Just a quick note to let ya’ll know I am back from my work trip and regular postings will resume, at least until my next trip.
I’ve written about my anxiety before and one of the annoying things about anxiety is that a scenario can pop into my head that isn’t likely to happen or if it DOES, it’s probably not going to happen in the way I am afraid it will. Anxiety kicks in (for me, at least) due to unlikely potential situations and although I try to be rational and tell myself that almost every single thing I obsess over never happens, it does little to ease my mind. That being said, I had a feeling this would be a challenging trip and it was, but like almost every situation, it was challenging in different ways than I expected.
When I travel for work it’s usually because of the final days of a project my team is working on. We were always going to come up for short for this particular project so that wasn’t a surprise, but despite that, part of me was looking forward to the trip. It would be an opportunity to see my team, go to a few restaurants I enjoy, and do some shopping. But as a t-girl knows, the most carefully laid plans can go awry. Most of my team was out with COVID so there was extra work that needed to be done because of that. I wasn’t able to see my co-workers (who I generally like), and the additional time at work meant less time to do non-work stuff. I wasn’t able to do as much shopping as I was hoping to do. It’s fun to buy new lingerie to wear in my hotel room, for example.
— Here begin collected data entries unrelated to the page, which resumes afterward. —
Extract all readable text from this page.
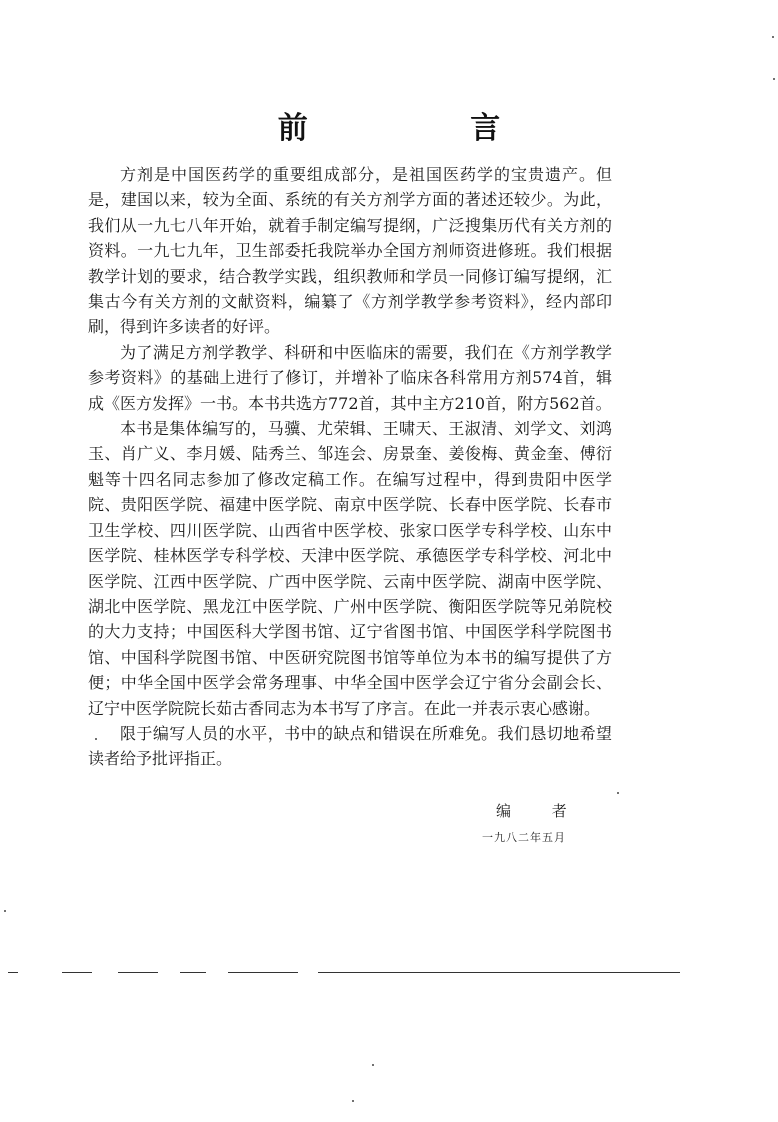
前 言

方剂是中国医药学的重要组成部分，是祖国医药学的宝贵遗产。但是，建国以来，较为全面、系统的有关方剂学方面的著述还较少。为此，我们从一九七八年开始，就着手制定编写提纲，广泛搜集历代有关方剂的资料。一九七九年，卫生部委托我院举办全国方剂师资进修班。我们根据教学计划的要求，结合教学实践，组织教师和学员一同修订编写提纲，汇集古今有关方剂的文献资料，编纂了《方剂学教学参考资料》，经内部印刷，得到许多读者的好评。

为了满足方剂学教学、科研和中医临床的需要，我们在《方剂学教学参考资料》的基础上进行了修订，并增补了临床各科常用方剂574首，辑成《医方发挥》一书。本书共选方772首，其中主方210首，附方562首。

本书是集体编写的，马骥、尤荣辑、王啸天、王淑清、刘学文、刘鸿玉、肖广义、李月媛、陆秀兰、邹连会、房景奎、姜俊梅、黄金奎、傅衍魁等十四名同志参加了修改定稿工作。在编写过程中，得到贵阳中医学院、贵阳医学院、福建中医学院、南京中医学院、长春中医学院、长春市卫生学校、四川医学院、山西省中医学校、张家口医学专科学校、山东中医学院、桂林医学专科学校、天津中医学院、承德医学专科学校、河北中医学院、江西中医学院、广西中医学院、云南中医学院、湖南中医学院、湖北中医学院、黑龙江中医学院、广州中医学院、衡阳医学院等兄弟院校的大力支持；中国医科大学图书馆、辽宁省图书馆、中国医学科学院图书馆、中国科学院图书馆、中医研究院图书馆等单位为本书的编写提供了方便；中华全国中医学会常务理事、中华全国中医学会辽宁省分会副会长、辽宁中医学院院长茹古香同志为本书写了序言。在此一并表示衷心感谢。

限于编写人员的水平，书中的缺点和错误在所难免。我们恳切地希望读者给予批评指正。

编 者
一九八二年五月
After five days or so of solid work, I was able to do a little shopping. By the time I was able to enjoy a little free time, I was craaaaaabby. I was tired, I was feeling drained. I visited the normal places when I travel, such as book stores and of course, a little lingerie shop. I found some really cute panties and a few other things that caught my eye but I left without purchasing anything. See? I told you I was crabby.
I had an early dinner or late lunch (depending on how you looked at it). I wasn’t used to being in a different time zone so my internal clock was off. By the time I returned to my hotel room, I had eaten, I had stepped away from the doomed work project, and my mood had stabilized so I was able to unwind. I sat in my room and just stayed silent for a while. I thought about last year, I thought about my co-workers, I thought about the pandemic, I thought about work. I thought about the new year. I’ve been learning a lot about life through the pandemic and like a lot of us, was reminded that life is short, but I also remembered that our quality of life is also limited. I may live a long time, but being healthy enough to live my life as I’d like to is also short.
And yes, I know not everything is about lingerie or crossdressing or gender. But everything IS about being true to yourself and being happy. As I sat in my room and watched the day end, I realized I should have bought the panties. I should have treated myself to new lingerie. Although none of us are promised a tomorrow, tomorrow is always more fun when you have new panties to look forward to. And yes, I know this is shallow.
That’s all I have to say for now. Life is short. Buy the panties. And the heels. And the dress.